I hear my sister and mom talking in my hospital room. I recognize their voices, although it is just a mumble to me.  I pick up a word here and there, but not a full sentence. They are crying and I feel their tears hit my face when they lean over me. My heart is breaking for them. Mom, I’m sorry I wish I could tell you I am right here and that everything is all right.  I just wish I could reach out and touch both of you and tell you that I am here with you, right here. I just wish I could talk to you, but I can’t, I can’t. I’m sorry to hurt you like this. I’m so sorry!

 

Sobs,

 

Suddenly I am running.  Where?  Why?  Who to?  I don’t have a clue.  I am running in a big field of grass.  I think its grass.  It is all green around me but I can’t feel my feet hit the ground while I am running. I guess its grass by color association and what else could it be? I am pretty sure it’s daytime because it’s brightly lit all around me. I can’t see the sun in front of me or to either side, so it must be behind me. But if I was running with the sun at my back there should be my long shadow on the ground in front of me.

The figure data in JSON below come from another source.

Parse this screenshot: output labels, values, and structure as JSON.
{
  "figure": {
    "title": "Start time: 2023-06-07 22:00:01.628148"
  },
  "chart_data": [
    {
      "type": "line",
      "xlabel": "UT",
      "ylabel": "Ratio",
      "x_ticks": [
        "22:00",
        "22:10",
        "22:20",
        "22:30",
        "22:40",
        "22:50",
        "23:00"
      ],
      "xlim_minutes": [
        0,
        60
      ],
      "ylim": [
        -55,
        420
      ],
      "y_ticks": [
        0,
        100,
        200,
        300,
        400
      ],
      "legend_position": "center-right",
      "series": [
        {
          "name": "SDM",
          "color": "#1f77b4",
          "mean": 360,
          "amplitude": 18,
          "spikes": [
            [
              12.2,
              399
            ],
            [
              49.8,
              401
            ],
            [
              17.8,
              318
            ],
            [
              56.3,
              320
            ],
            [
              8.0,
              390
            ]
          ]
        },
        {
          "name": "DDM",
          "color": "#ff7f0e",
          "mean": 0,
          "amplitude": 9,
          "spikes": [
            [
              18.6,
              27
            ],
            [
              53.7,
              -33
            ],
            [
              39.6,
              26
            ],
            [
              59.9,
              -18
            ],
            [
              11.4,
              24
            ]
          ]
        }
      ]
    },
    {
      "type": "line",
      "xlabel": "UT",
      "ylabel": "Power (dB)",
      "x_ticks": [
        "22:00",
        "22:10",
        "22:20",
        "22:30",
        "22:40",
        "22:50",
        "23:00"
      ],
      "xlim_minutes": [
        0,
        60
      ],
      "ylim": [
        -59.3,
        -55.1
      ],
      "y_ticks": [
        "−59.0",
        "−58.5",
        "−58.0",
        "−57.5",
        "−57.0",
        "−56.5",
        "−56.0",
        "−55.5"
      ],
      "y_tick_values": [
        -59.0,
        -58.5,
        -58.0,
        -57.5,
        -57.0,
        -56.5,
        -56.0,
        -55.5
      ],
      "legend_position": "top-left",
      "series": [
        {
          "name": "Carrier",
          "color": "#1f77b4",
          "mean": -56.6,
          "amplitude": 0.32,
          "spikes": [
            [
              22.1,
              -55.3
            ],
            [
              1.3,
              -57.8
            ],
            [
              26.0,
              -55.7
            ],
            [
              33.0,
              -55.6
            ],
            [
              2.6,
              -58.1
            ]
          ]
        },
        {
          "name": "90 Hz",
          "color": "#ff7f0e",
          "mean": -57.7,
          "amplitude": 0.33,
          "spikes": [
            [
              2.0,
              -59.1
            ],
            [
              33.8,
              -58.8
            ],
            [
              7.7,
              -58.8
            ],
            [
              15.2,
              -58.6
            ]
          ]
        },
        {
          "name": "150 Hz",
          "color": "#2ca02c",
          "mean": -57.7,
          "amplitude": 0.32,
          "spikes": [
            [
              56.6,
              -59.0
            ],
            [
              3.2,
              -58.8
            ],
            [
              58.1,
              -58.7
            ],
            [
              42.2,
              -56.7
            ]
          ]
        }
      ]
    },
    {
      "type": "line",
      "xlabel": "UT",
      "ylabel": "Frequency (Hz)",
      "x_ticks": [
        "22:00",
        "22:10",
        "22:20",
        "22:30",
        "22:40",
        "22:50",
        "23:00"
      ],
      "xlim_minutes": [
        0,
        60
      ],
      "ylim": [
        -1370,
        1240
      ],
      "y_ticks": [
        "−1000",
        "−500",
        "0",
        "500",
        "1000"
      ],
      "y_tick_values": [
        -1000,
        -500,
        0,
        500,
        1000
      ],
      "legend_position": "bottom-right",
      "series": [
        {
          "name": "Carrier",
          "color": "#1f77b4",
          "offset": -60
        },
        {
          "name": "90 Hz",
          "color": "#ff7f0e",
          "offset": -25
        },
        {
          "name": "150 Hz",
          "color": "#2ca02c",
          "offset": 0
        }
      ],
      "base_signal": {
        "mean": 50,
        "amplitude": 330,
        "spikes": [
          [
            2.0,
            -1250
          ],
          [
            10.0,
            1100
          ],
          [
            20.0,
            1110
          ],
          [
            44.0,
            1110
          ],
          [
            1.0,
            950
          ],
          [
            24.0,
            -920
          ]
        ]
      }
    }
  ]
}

I don’t see a shadow on the ground anywhere…be it in front or on either side of me.

 

I don’t see my shadow anywhere!  I can’t figure this out.  So, I just keep running.

 

Pause.

 

These four words keep running through my mind in big bold letters like on a roadside billboard:

 

Why Me Why Now?

 

WHY?

 

Sobs,

 

I Don’t,

 

Take a Deep Breath,

 

I Don’t See My Shadow

 

Blackout

 

 

 

 

 

 

Light comes up on the Narrator standing at the podium. 

 

NARRATOR:  You have just seen and heard the story about Michael, a student in his senior year in high school.  This story is classified as a casualty or better yet a statistic of a young person living bigger and faster than they should.  Michael was a good student; he crossed all his “T’s” and dotted all his “I’s”.  He just wanted to be one of the “guys”, a follower; he didn’t think something bad could ever happen to him – “NEVER”.  But instead of becoming a statistic or follower in someone else’s life, he should have shot for the SUN in everything he did, because even if you miss, you land among the STARS – and that isn’t a bad place to be.